Polyphosphate-accumulating organisms (PAOs) are a group of bacteria that, under certain conditions, facilitate the removal of large amounts of phosphorus from wastewater in a process, called enhanced biological phosphorus removal (EBPR). PAOs accomplish this removal of phosphate by accumulating it within their cells as polyphosphate.
PAOs are by no means the only bacteria that can accumulate polyphosphate within their cells and in fact, the production of polyphosphate is a widespread ability among bacteria.  However, the PAOs have many characteristics that other organisms that accumulate polyphosphate do not have, that make them amenable to use in wastewater treatment.  Specifically, this is the ability to consume simple carbon compounds (energy source) without the presence of an external electron acceptor (such as nitrate or oxygen) by generating energy from internally stored polyphosphate and glycogen.  Most other bacteria cannot consume under these conditions and therefore PAOs gain a selective advantage within the mixed microbial community present in the activated sludge. Therefore, wastewater treatment plants that operate for enhanced biological phosphorus removal have an anaerobic tank (where there is no nitrate or oxygen present as external electron acceptor) prior to the other tanks to give PAOs preferential access to the simple carbon compounds in the wastewater that is influent to the plant.
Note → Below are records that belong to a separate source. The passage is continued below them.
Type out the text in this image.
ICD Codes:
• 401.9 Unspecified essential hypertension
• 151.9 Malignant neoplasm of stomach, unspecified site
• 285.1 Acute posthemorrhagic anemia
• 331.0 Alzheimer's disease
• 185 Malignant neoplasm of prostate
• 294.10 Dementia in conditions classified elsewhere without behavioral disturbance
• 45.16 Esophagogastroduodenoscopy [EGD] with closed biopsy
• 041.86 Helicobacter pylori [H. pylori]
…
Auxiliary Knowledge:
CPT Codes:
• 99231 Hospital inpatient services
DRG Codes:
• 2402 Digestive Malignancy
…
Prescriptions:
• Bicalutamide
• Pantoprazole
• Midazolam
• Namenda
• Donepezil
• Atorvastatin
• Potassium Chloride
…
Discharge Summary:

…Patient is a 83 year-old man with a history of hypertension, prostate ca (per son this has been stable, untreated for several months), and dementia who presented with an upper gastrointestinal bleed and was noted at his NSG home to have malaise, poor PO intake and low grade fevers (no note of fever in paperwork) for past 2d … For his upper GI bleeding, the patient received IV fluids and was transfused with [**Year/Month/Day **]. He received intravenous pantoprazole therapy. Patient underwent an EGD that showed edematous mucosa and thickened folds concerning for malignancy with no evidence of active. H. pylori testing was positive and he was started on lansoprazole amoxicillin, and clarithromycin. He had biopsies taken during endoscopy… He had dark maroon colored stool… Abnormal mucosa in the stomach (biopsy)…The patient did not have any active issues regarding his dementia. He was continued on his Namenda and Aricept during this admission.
A PAO related to the Betaproteobacteria has been identified and named Candidatus Accumulibacter Phosphatis.  Accumulibacter has been shown to remove phosphorus from EBPR plants in Australia, Europe and the USA. It can consume a range of carbon compounds, such as acetate and propionate, under anaerobic conditions and store these compounds as polyhydroxyalkanoates (PHA) which it consumes as a carbon and energy source for growth using oxygen or nitrate as electron acceptor.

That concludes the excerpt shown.